La Central Sindical Independiente y de Funcionarios (CSIF) ha denunciado las «malas» condiciones laborales con las que el profesorado ha concluido el curso escolar, sobre todo por una «elevada» interinidad que continuará en septiembre cuando se reanuden las clases y sin la prometida reducción de ratios y horarios, que empezará a aplicarse en el curso 2027-2028, ha destacado el sindicato.
Como respuesta a esta situación, CSIF ha informado en una nota de prensa de que ha convocado un calendario de movilizaciones -sin descartar la convocatoria de huelga- que coincidirán con el arranque del curso escolar 2026-2027, en defensa de la escuela pública y de unas condiciones «dignas» para el profesorado. La primera movilización será el próximo 16 de septiembre con una concentración en Madrid frente al Ministerio de Educación, Formación Profesional y Deportes.
En este sentido, CSIF ha lamentado que la temporalidad del profesorado se ha convertido en «uno de los principales males de nuestro sistema educativo, y es tan grave que no se soluciona solo con las oposiciones ya convocadas», pues ha asegurado que aunque se cubrieran completamente las plazas de 2025 (20.278) y 2026 (19.060), e incorporado todas las jubilaciones previstas, la tasa de interinidad seguirá en el 28 por ciento al comienzo del curso 2026-2027, según datos de CSIF procedentes de fuentes oficiales.
En Castilla-La Mancha, la interinidad alcanza el 32,1% y descenderá mínimamente al 30,9% en septiembre (estimación tras ejecutar íntegramente las oposiciones de 2025 y 2026 e incorporar las jubilaciones previstas). Además, Castilla-La Mancha es la «peor comunidad» para los interinos, ya que tiene unas condiciones ‘leoninas’ para el cobro del verano: deben haber trabajado al menos ocho meses de manera ininterrumpida hasta el 30 de junio, con nombramientos realizados antes del 31 de octubre. Hasta 4.000 docentes no cobrarán el verano en la región, han subrayado.
Las mejoras para los docentes siguen paralizadas
CSIF lamenta que la actual legislatura esté concluyendo sin que los docentes hayan visto un solo avance real en sus condiciones. Los grandes compromisos, como el Estatuto Docente, la equiparación retributiva o una reducción efectiva de ratios y horarios, siguen bloqueados o aplazados.

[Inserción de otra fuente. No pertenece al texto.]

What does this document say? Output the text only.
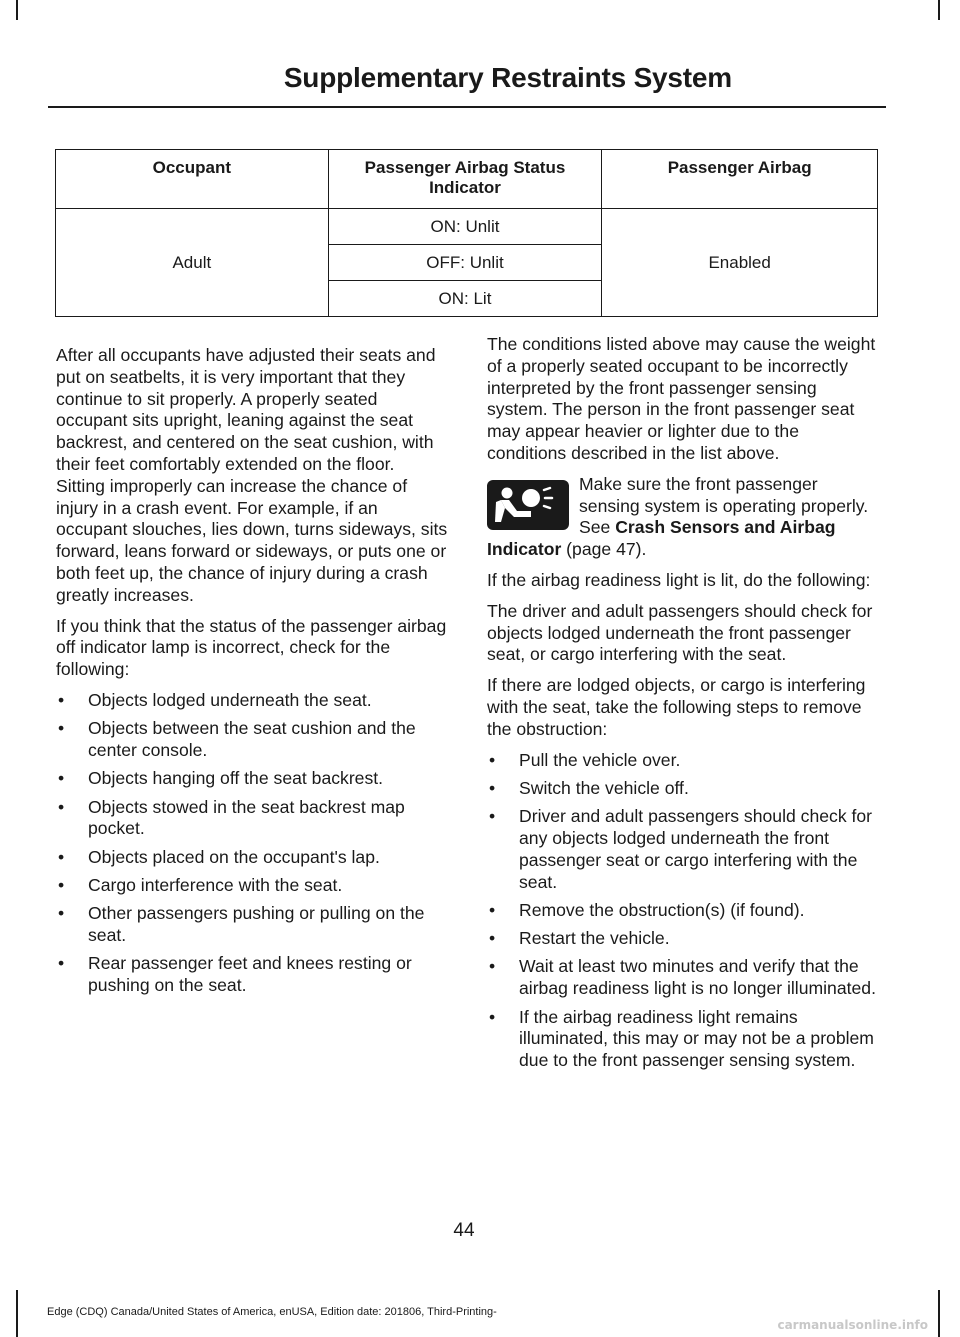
Supplementary Restraints System
Occupant	Passenger Airbag Status Indicator	Passenger Airbag
	ON: Unlit	
Adult	OFF: Unlit	Enabled
	ON: Lit	

After all occupants have adjusted their seats and put on seatbelts, it is very important that they continue to sit properly. A properly seated occupant sits upright, leaning against the seat backrest, and centered on the seat cushion, with their feet comfortably extended on the floor. Sitting improperly can increase the chance of injury in a crash event. For example, if an occupant slouches, lies down, turns sideways, sits forward, leans forward or sideways, or puts one or both feet up, the chance of injury during a crash greatly increases.

If you think that the status of the passenger airbag off indicator lamp is incorrect, check for the following:

• Objects lodged underneath the seat.
• Objects between the seat cushion and the center console.
• Objects hanging off the seat backrest.
• Objects stowed in the seat backrest map pocket.
• Objects placed on the occupant's lap.
• Cargo interference with the seat.
• Other passengers pushing or pulling on the seat.
• Rear passenger feet and knees resting or pushing on the seat.

The conditions listed above may cause the weight of a properly seated occupant to be incorrectly interpreted by the front passenger sensing system. The person in the front passenger seat may appear heavier or lighter due to the conditions described in the list above.

Make sure the front passenger sensing system is operating properly. See Crash Sensors and Airbag Indicator (page 47).

If the airbag readiness light is lit, do the following:

The driver and adult passengers should check for objects lodged underneath the front passenger seat, or cargo interfering with the seat.

If there are lodged objects, or cargo is interfering with the seat, take the following steps to remove the obstruction:

• Pull the vehicle over.
• Switch the vehicle off.
• Driver and adult passengers should check for any objects lodged underneath the front passenger seat or cargo interfering with the seat.
• Remove the obstruction(s) (if found).
• Restart the vehicle.
• Wait at least two minutes and verify that the airbag readiness light is no longer illuminated.
• If the airbag readiness light remains illuminated, this may or may not be a problem due to the front passenger sensing system.
44
Edge (CDQ) Canada/United States of America, enUSA, Edition date: 201806, Third-Printing-
carmanualsonline.info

Además, han criticado que la ley de reducción de ratios y horarios -la única norma que ha salido adelante- no empezará a aplicarse hasta el curso 2027-2028, un año después de lo acordado con los sindicatos, y su despliegue completo se prolonga por fases hasta 2031-2032.
Ese «malestar», han apuntado, se está traduciendo ya en movilizaciones en numerosas comunidades autónomas. Y las perspectivas «no invitan al optimismo: el ciclo electoral que se avecina, con elecciones nacionales y autonómicas en el horizonte, amenaza con instalar la crispación y congelar cualquier solución de fondo, con el riesgo de que la educación vuelva a quedar atrapada en el ruido político y de que el profesorado pague, un curso más, la factura de la parálisis», han resaltado.
Más complejidad en las aulas y menos recursos
La «profunda» transformación del perfil del alumnado es otro problema cada vez mayor y más presente en las aulas, ha denunciado el sindicato. Según datos recabados por CSIF, el número de alumnos con Necesidad Especial de Apoyo Educativo (ACNEAE) se ha triplicado desde el curso 2011-2012 y suponen el 17 por ciento de estudiantes en centros públicos y el 15 por ciento del total en el sistema educativo no universitario.
Los alumnos con Trastornos del Espectro Autista (TEA) son la categoría que ha registrado mayor crecimiento en los últimos 14 años, ya que se ha multiplicado por seis: han pasado de 19.023 alumnos en el curso 2011-2012 a 107.977 en el 2024-2025.
En el caso de Castila-La Mancha, en el curso 2024-2025 había 44.642 alumnos con necesidades educativas especiales (ACNEE) y con necesidades específicas de apoyo educativo (ACNEAE): es prácticamente el doble de los 22.502 del curso 2020-2021.
Aunque el sindicato asegura que se ha avanzado mucho en la detección precoz, las medidas concretas pasan por reforzar el papel que desempeñan los docentes, aumentando los refuerzos, desdobles y la incorporación de nuevos profesionales en los centros educativos, además de apostar decididamente por la reducción de ratios. No en vano, haciendo la comparativa de docentes en los mismos periodos, en el curso 2024-2025 había 31.467 docentes en centros públicos en Castilla-La Mancha, sólo 949 más que en el curso 2020-2021.